A shadow director is a person who is not formally appointed as a director, but in accordance with whose directions or instructions the directors of a company are accustomed to act. However, a person is not a shadow director merely because the directors act on advice given by him in a professional capacity.
A special manager is a person appointed by the court in a compulsory liquidation or bankruptcy to assist the liquidator, Official Receiver or trustee in managing the insolvent’s business. He does not need to be a licensed insolvency practitioner.
A statutory demand is a formal notice requiring payment of a debt exceeding £750 within 21 days, in default of which bankruptcy or liquidation proceedings may be commenced without further notice. Cannot be used where the debt is disputed.
A transaction at an undervalue can describe either a gift or a transaction in which the consideration received is significantly less than that given. In certain circumstances, such a transaction can be challenged by an administrator, a liquidator or a trustee in bankruptcy.

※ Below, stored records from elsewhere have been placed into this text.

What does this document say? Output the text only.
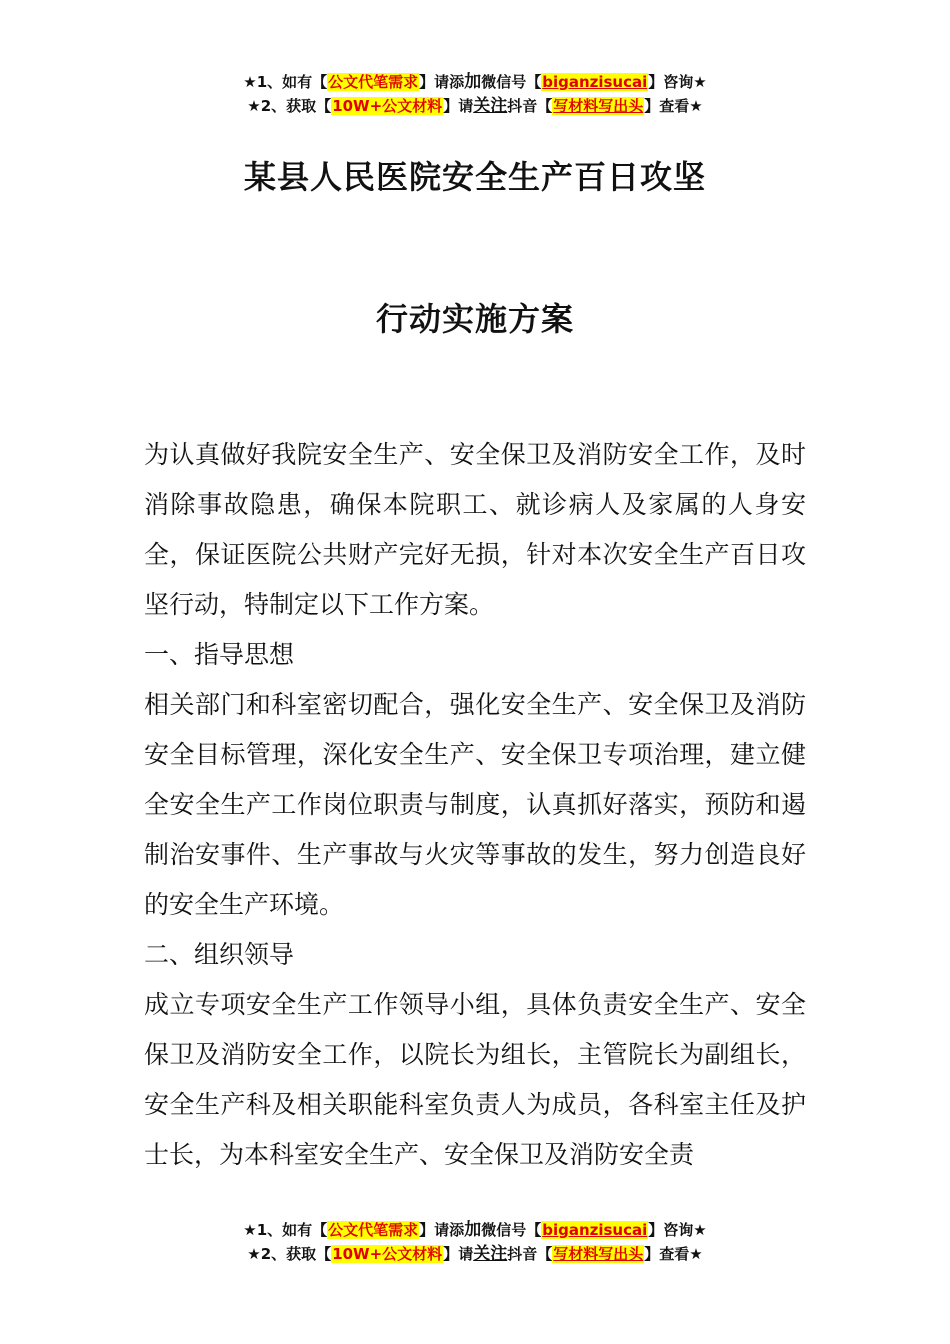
★1、如有【公文代笔需求】请添加微信号【biganzisucai】咨询★
★2、获取【10W+公文材料】请关注抖音【写材料写出头】查看★
某县人民医院安全生产百日攻坚
行动实施方案

为认真做好我院安全生产、安全保卫及消防安全工作，及时消除事故隐患，确保本院职工、就诊病人及家属的人身安全，保证医院公共财产完好无损，针对本次安全生产百日攻坚行动，特制定以下工作方案。

一、指导思想

相关部门和科室密切配合，强化安全生产、安全保卫及消防安全目标管理，深化安全生产、安全保卫专项治理，建立健全安全生产工作岗位职责与制度，认真抓好落实，预防和遏制治安事件、生产事故与火灾等事故的发生，努力创造良好的安全生产环境。

二、组织领导

成立专项安全生产工作领导小组，具体负责安全生产、安全保卫及消防安全工作，以院长为组长，主管院长为副组长，安全生产科及相关职能科室负责人为成员，各科室主任及护士长，为本科室安全生产、安全保卫及消防安全责

★1、如有【公文代笔需求】请添加微信号【biganzisucai】咨询★
★2、获取【10W+公文材料】请关注抖音【写材料写出头】查看★
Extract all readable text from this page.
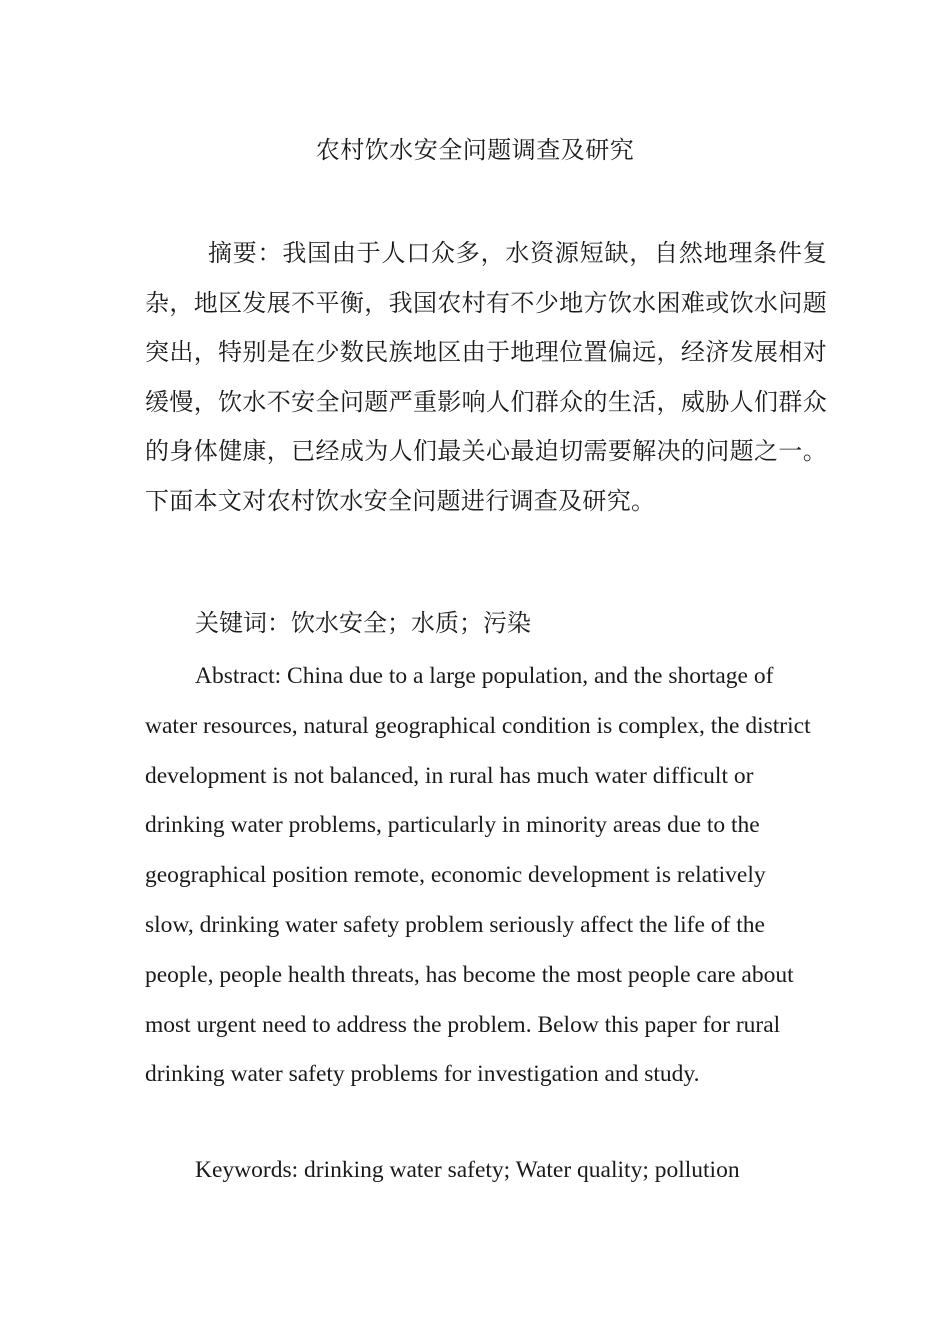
农村饮水安全问题调查及研究

摘要：我国由于人口众多，水资源短缺，自然地理条件复杂，地区发展不平衡，我国农村有不少地方饮水困难或饮水问题突出，特别是在少数民族地区由于地理位置偏远，经济发展相对缓慢，饮水不安全问题严重影响人们群众的生活，威胁人们群众的身体健康，已经成为人们最关心最迫切需要解决的问题之一。下面本文对农村饮水安全问题进行调查及研究。

关键词：饮水安全；水质；污染

Abstract: China due to a large population, and the shortage of water resources, natural geographical condition is complex, the district development is not balanced, in rural has much water difficult or drinking water problems, particularly in minority areas due to the geographical position remote, economic development is relatively slow, drinking water safety problem seriously affect the life of the people, people health threats, has become the most people care about most urgent need to address the problem. Below this paper for rural drinking water safety problems for investigation and study.

Keywords: drinking water safety; Water quality; pollution
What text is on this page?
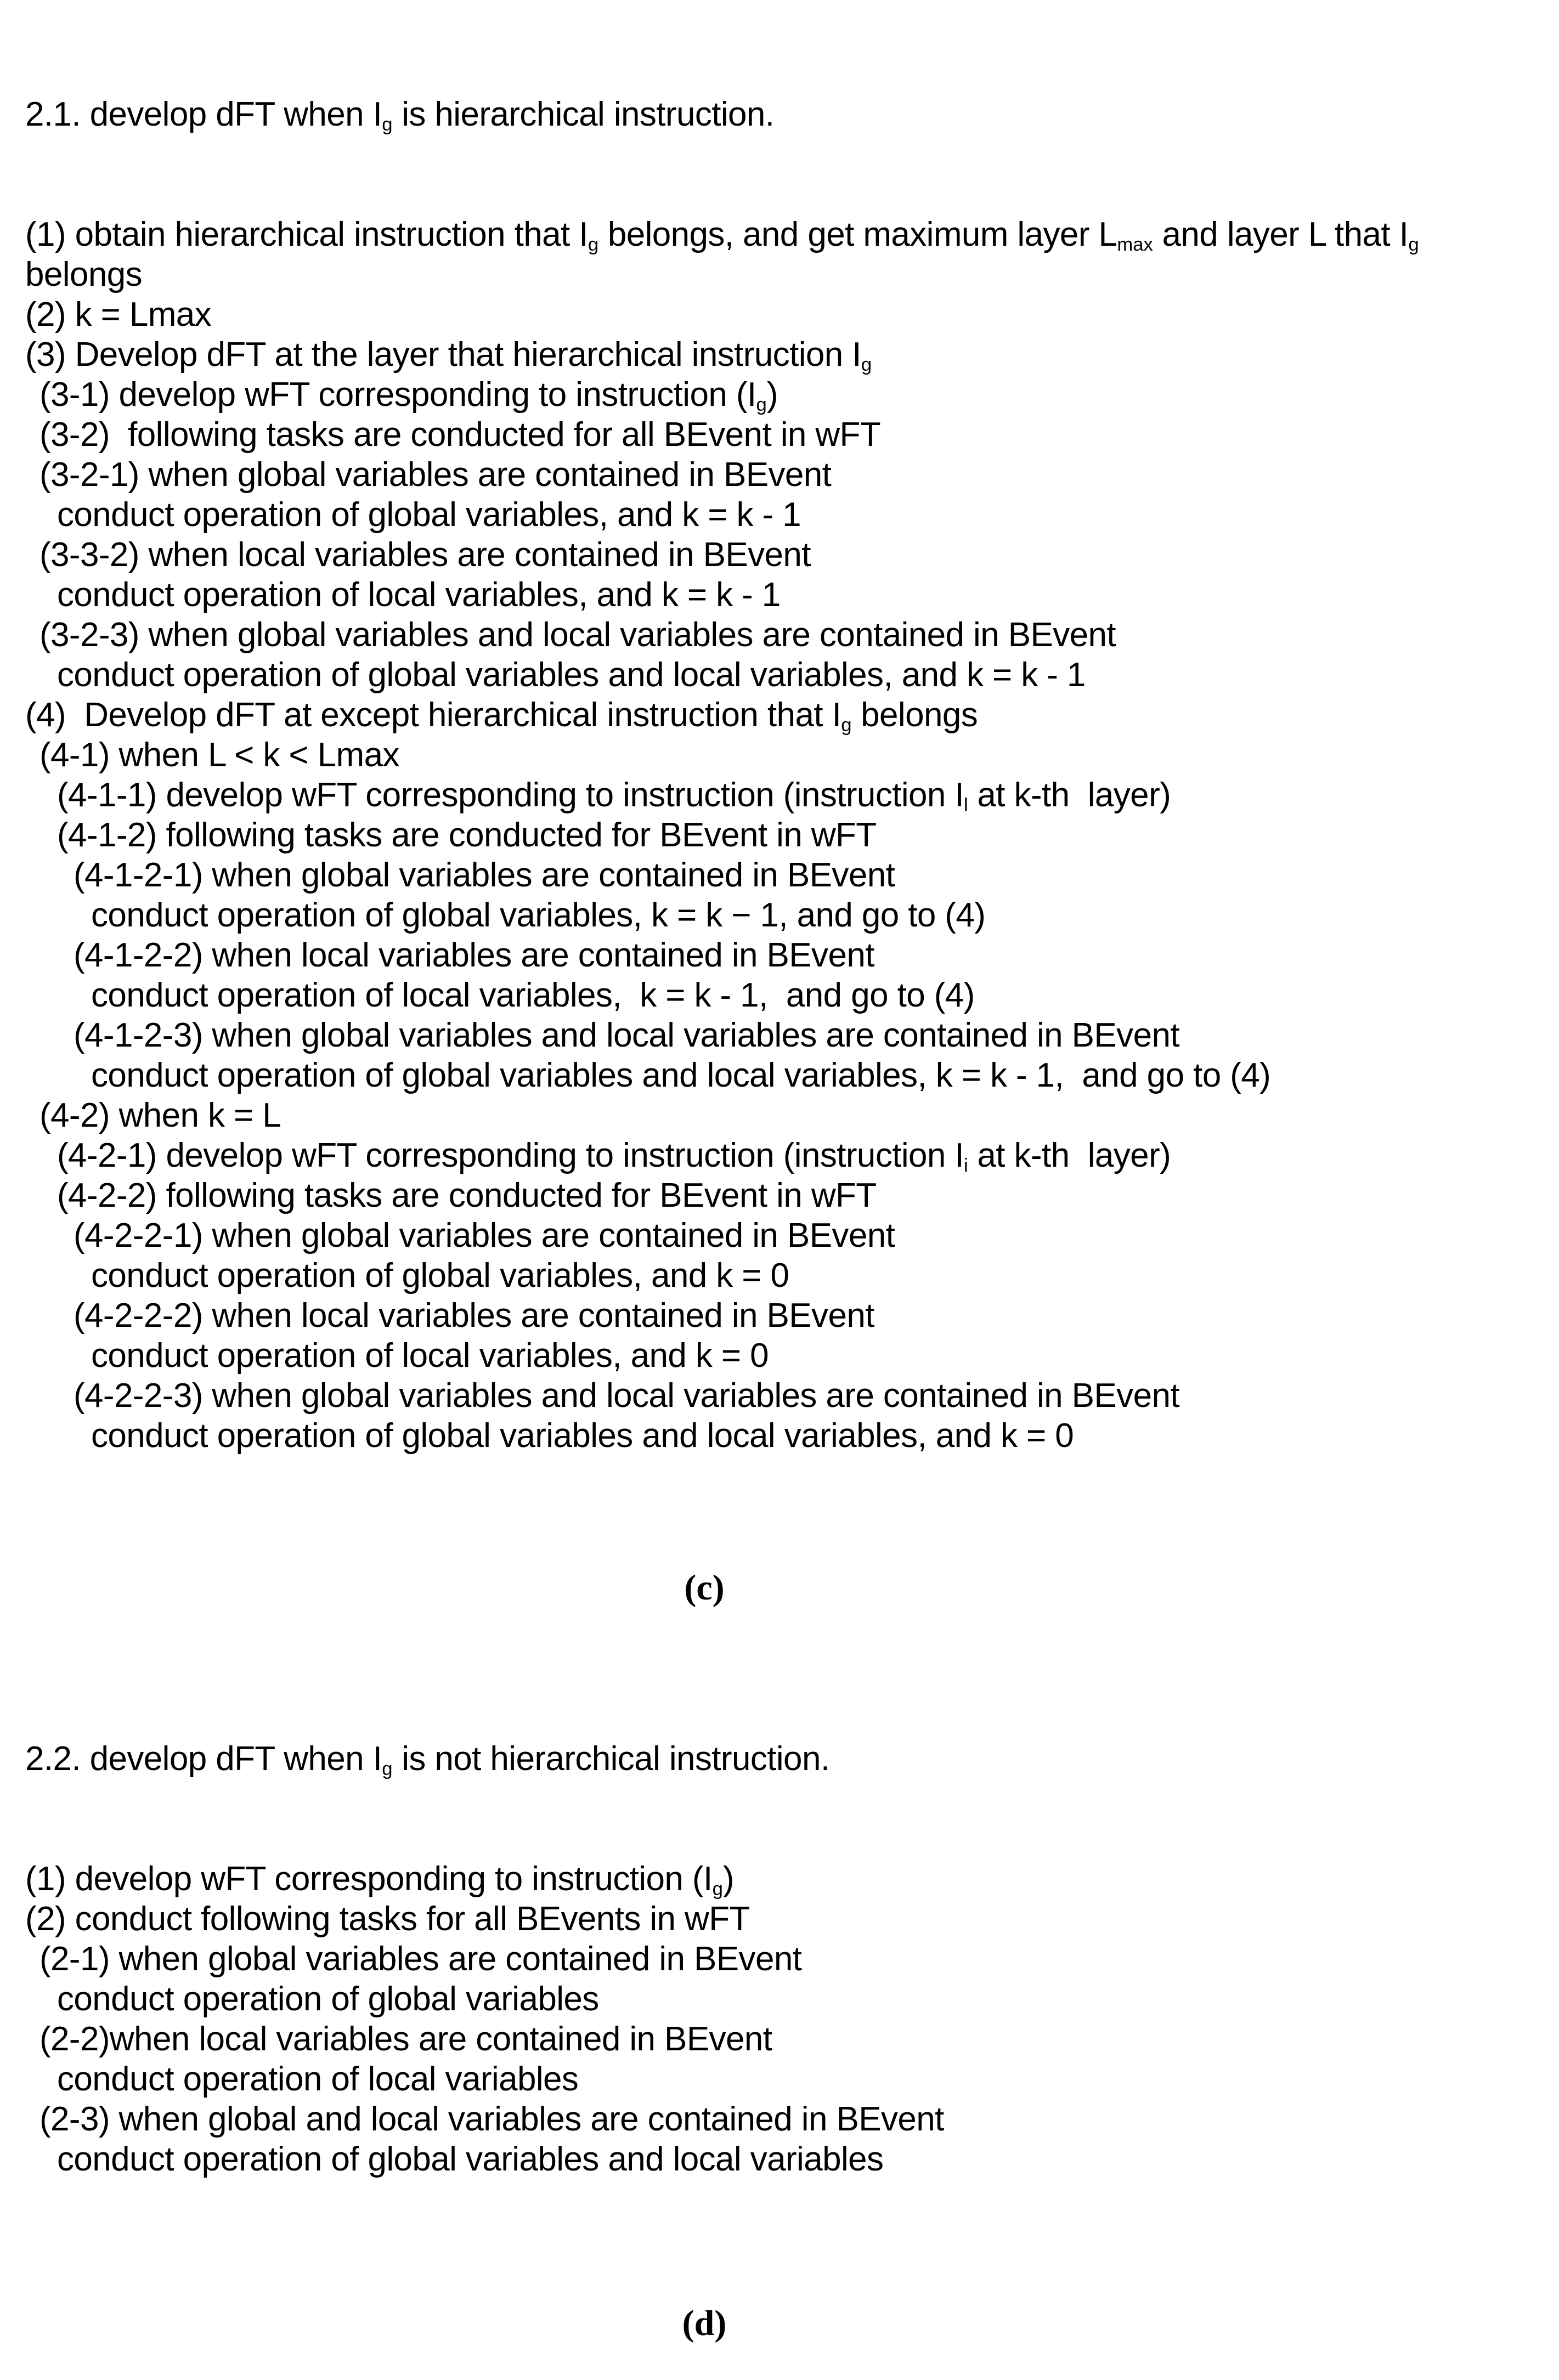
2.1. develop dFT when $I_g$ is hierarchical instruction.

(1) obtain hierarchical instruction that $I_g$ belongs, and get maximum layer $L_{max}$ and layer L that $I_g$
belongs
(2) k = Lmax
(3) Develop dFT at the layer that hierarchical instruction $I_g$
(3-1) develop wFT corresponding to instruction $(I_g)$
(3-2)  following tasks are conducted for all BEvent in wFT
(3-2-1) when global variables are contained in BEvent
conduct operation of global variables, and k = k - 1
(3-3-2) when local variables are contained in BEvent
conduct operation of local variables, and k = k - 1
(3-2-3) when global variables and local variables are contained in BEvent
conduct operation of global variables and local variables, and k = k - 1
(4)  Develop dFT at except hierarchical instruction that $I_g$ belongs
(4-1) when L < k < Lmax
(4-1-1) develop wFT corresponding to instruction (instruction $I_l$ at k-th  layer)
(4-1-2) following tasks are conducted for BEvent in wFT
(4-1-2-1) when global variables are contained in BEvent
conduct operation of global variables, k = k − 1, and go to (4)
(4-1-2-2) when local variables are contained in BEvent
conduct operation of local variables,  k = k - 1,  and go to (4)
(4-1-2-3) when global variables and local variables are contained in BEvent
conduct operation of global variables and local variables, k = k - 1,  and go to (4)
(4-2) when k = L
(4-2-1) develop wFT corresponding to instruction (instruction $I_i$ at k-th  layer)
(4-2-2) following tasks are conducted for BEvent in wFT
(4-2-2-1) when global variables are contained in BEvent
conduct operation of global variables, and k = 0
(4-2-2-2) when local variables are contained in BEvent
conduct operation of local variables, and k = 0
(4-2-2-3) when global variables and local variables are contained in BEvent
conduct operation of global variables and local variables, and k = 0

(c)

2.2. develop dFT when $I_g$ is not hierarchical instruction.

(1) develop wFT corresponding to instruction $(I_g)$
(2) conduct following tasks for all BEvents in wFT
(2-1) when global variables are contained in BEvent
conduct operation of global variables
(2-2)when local variables are contained in BEvent
conduct operation of local variables
(2-3) when global and local variables are contained in BEvent
conduct operation of global variables and local variables

(d)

A supervisor is the licensed insolvency practitioner appointed by creditors to supervise the way in which an approved voluntary arrangement is put into effect.
Quite apart from its common usage (eg under the Trustee Act 1925) this is a term used for a variety of insolvency appointments, including the licensed insolvency practitioner appointed in an English bankruptcy, a Scottish sequestration, a deed of arrangement; a Scottish trust deed and an administration order (of the affairs of a deceased debtor).
An undervalue transaction is a transaction entered into by a company who subsequently goes into bankruptcy which the court orders be set aside, usually upon the application of a liquidator for the benefit of the debtor’s creditors.
An unsecured creditor, strictly, is any creditor who does not hold security. More commonly used to refer to any ordinary creditor who has no preferential rights, although, in fact, preferential creditors will almost always also have an element that is unsecured. In any event, they are the last in the queue, apart from shareholders.
VAT bad debt relief is the relief obtained in respect of the VAT element of an unpaid debt. Previously available only when the debtor became insolvent, relief is now available where debt is six months old at the relevant date.
A winding-up order is an order made by the court for a company to be placed in compulsory liquidation.
A winding-up petition is a petition presented to the court seeking an order that a company be put into compulsory liquidation.
Wrongful trading is a term applied to companies in liquidation where a director allowed the company to continue trading in circumstances where he should have concluded that there was no reasonable prospect that the company would avoid going into insolvent liquidation. The directors involved may be made personally liable to contribute the company’s assets.